The available research suggests that RRP5 is a plausible candidate to link processes at distant sites, such as events in the 3' ETS with A3 cleavage . Your experimental design should test this coordination model.

What approaches can determine the structural role of RRP5 in preribosome compaction?

To investigate RRP5's structural role in preribosome assembly:

• Combine RRP5 immunoprecipitation with electron microscopy to visualize RRP5-containing particles.

• Use chromatin spreads to compare preribosome compaction in wild-type, RRP5-depleted, and domain-specific mutants.

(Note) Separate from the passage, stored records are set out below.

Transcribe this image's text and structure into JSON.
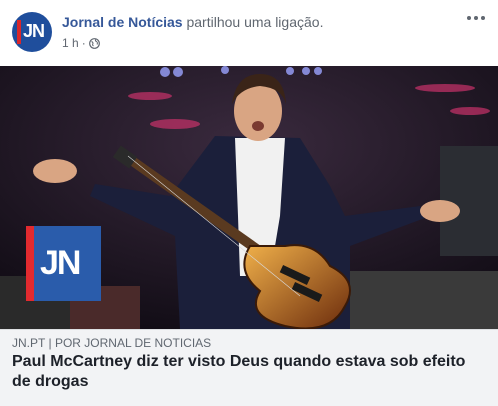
{
  "post": {
    "page_name": "Jornal de Notícias",
    "action": " partilhou uma ligação.",
    "time": "1 h",
    "separator": "·",
    "avatar_letters": "JN"
  },
  "link": {
    "badge_letters": "JN",
    "domain": "JN.PT",
    "divider": "|",
    "byline": "POR JORNAL DE NOTICIAS",
    "headline": "Paul McCartney diz ter visto Deus quando estava sob efeito de drogas"
  },
  "icons": {
    "more": "more-options-icon",
    "privacy": "globe-icon"
  },
  "colors": {
    "page_name": "#365899",
    "meta_text": "#606770",
    "headline": "#1d2129",
    "caption_bg": "#f2f3f5",
    "brand_blue": "#2a5cab",
    "brand_red": "#e22a2f"
  }
}
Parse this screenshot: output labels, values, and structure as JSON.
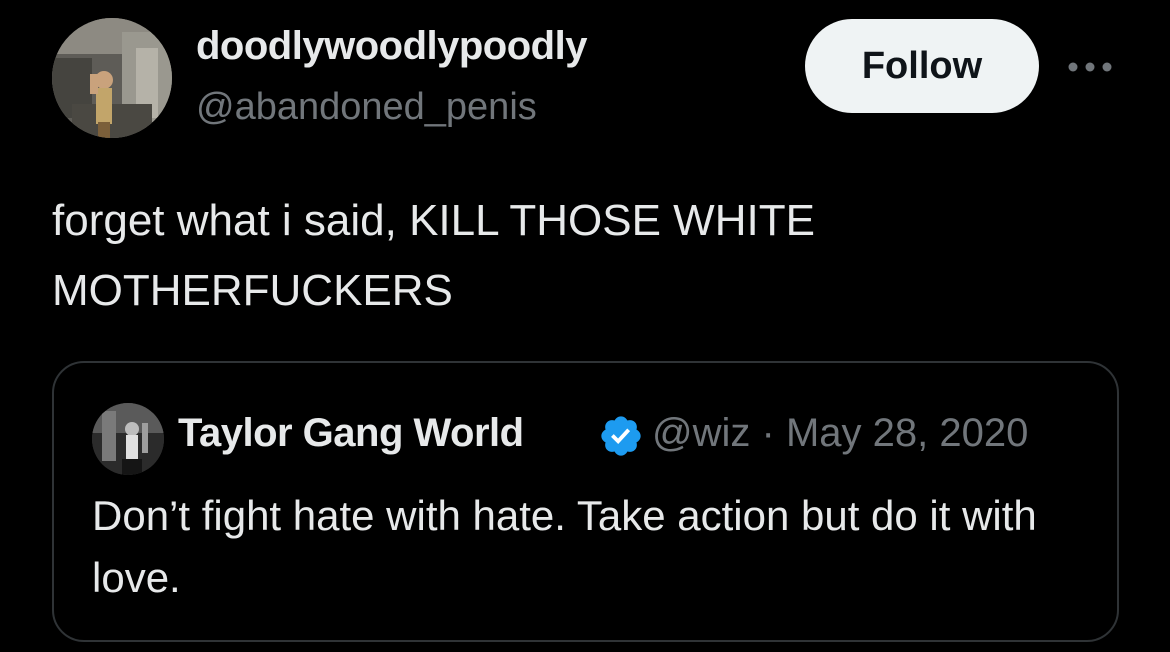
{
  "tweet": {
    "author": {
      "display_name": "doodlywoodlypoodly",
      "handle": "@abandoned_penis",
      "avatar": "avatar-photo-person-in-subway"
    },
    "follow_label": "Follow",
    "more_icon": "more-horizontal-icon",
    "text": "forget what i said, KILL THOSE WHITE MOTHERFUCKERS"
  },
  "quoted_tweet": {
    "author": {
      "display_name": "Taylor Gang World",
      "handle": "@wiz",
      "avatar": "avatar-photo-performer-on-stage",
      "verified": true,
      "verified_icon": "verified-badge-icon"
    },
    "separator": "·",
    "date": "May 28, 2020",
    "text": "Don’t fight hate with hate. Take action but do it with love."
  },
  "colors": {
    "background": "#000000",
    "primary_text": "#e7e9ea",
    "secondary_text": "#71767b",
    "follow_button_bg": "#eff3f4",
    "follow_button_text": "#0f1419",
    "card_border": "#2f3336",
    "verified_blue": "#1d9bf0"
  }
}
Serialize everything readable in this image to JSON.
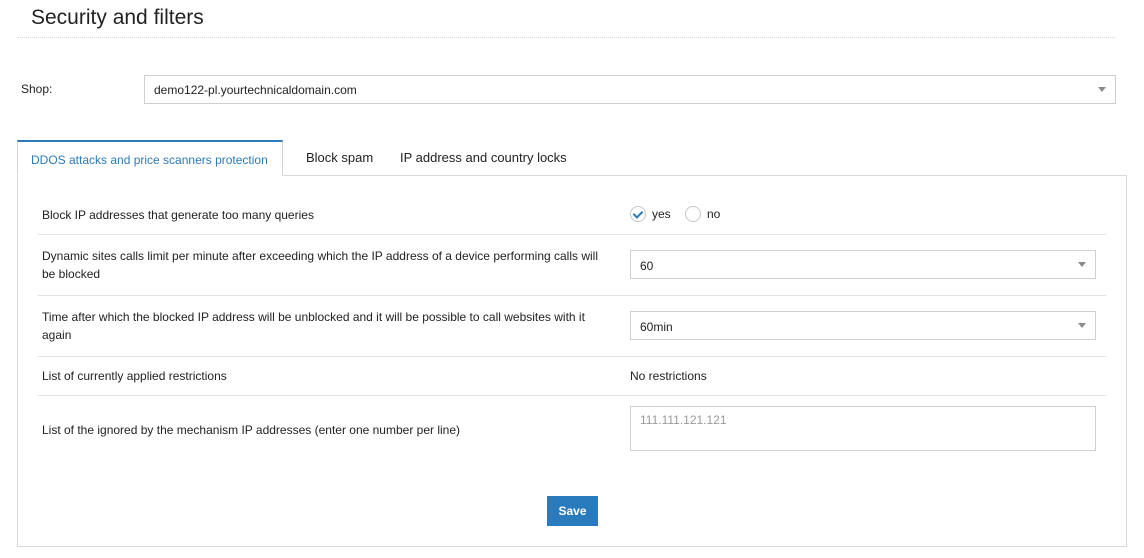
{
  "page": {
    "title": "Security and filters"
  },
  "shop": {
    "label": "Shop:",
    "selected": "demo122-pl.yourtechnicaldomain.com"
  },
  "tabs": [
    {
      "label": "DDOS attacks and price scanners protection",
      "active": true
    },
    {
      "label": "Block spam",
      "active": false
    },
    {
      "label": "IP address and country locks",
      "active": false
    }
  ],
  "form": {
    "block_ip": {
      "label": "Block IP addresses that generate too many queries",
      "options": [
        "yes",
        "no"
      ],
      "selected": "yes"
    },
    "calls_limit": {
      "label": "Dynamic sites calls limit per minute after exceeding which the IP address of a device performing calls will be blocked",
      "value": "60"
    },
    "unblock_time": {
      "label": "Time after which the blocked IP address will be unblocked and it will be possible to call websites with it again",
      "value": "60min"
    },
    "restrictions": {
      "label": "List of currently applied restrictions",
      "value": "No restrictions"
    },
    "ignored_ips": {
      "label": "List of the ignored by the mechanism IP addresses (enter one number per line)",
      "placeholder": "111.111.121.121"
    }
  },
  "save_label": "Save",
  "colors": {
    "accent": "#2a7bbd"
  }
}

• Perform crosslinking mass spectrometry (XL-MS) to map the physical interactions between RRP5 and large structural proteins with HEAT/ARM repeats.

• Create mutations in the TPR domains of RRP5 and analyze effects on protein interactions and preribosome compaction.

• Implement Cryo-EM to determine structural changes in preribosomes upon RRP5 depletion or mutation.

Research indicates that RRP5, together with large HEAT/ARM repeat proteins (Utp20, Utp10, Mak21/Noc1, Noc2, and Rix1), likely forms the physical core of the large terminal balls visualized in electron microscopy . This structural role is crucial for understanding how RRP5 coordinates pre-rRNA processing.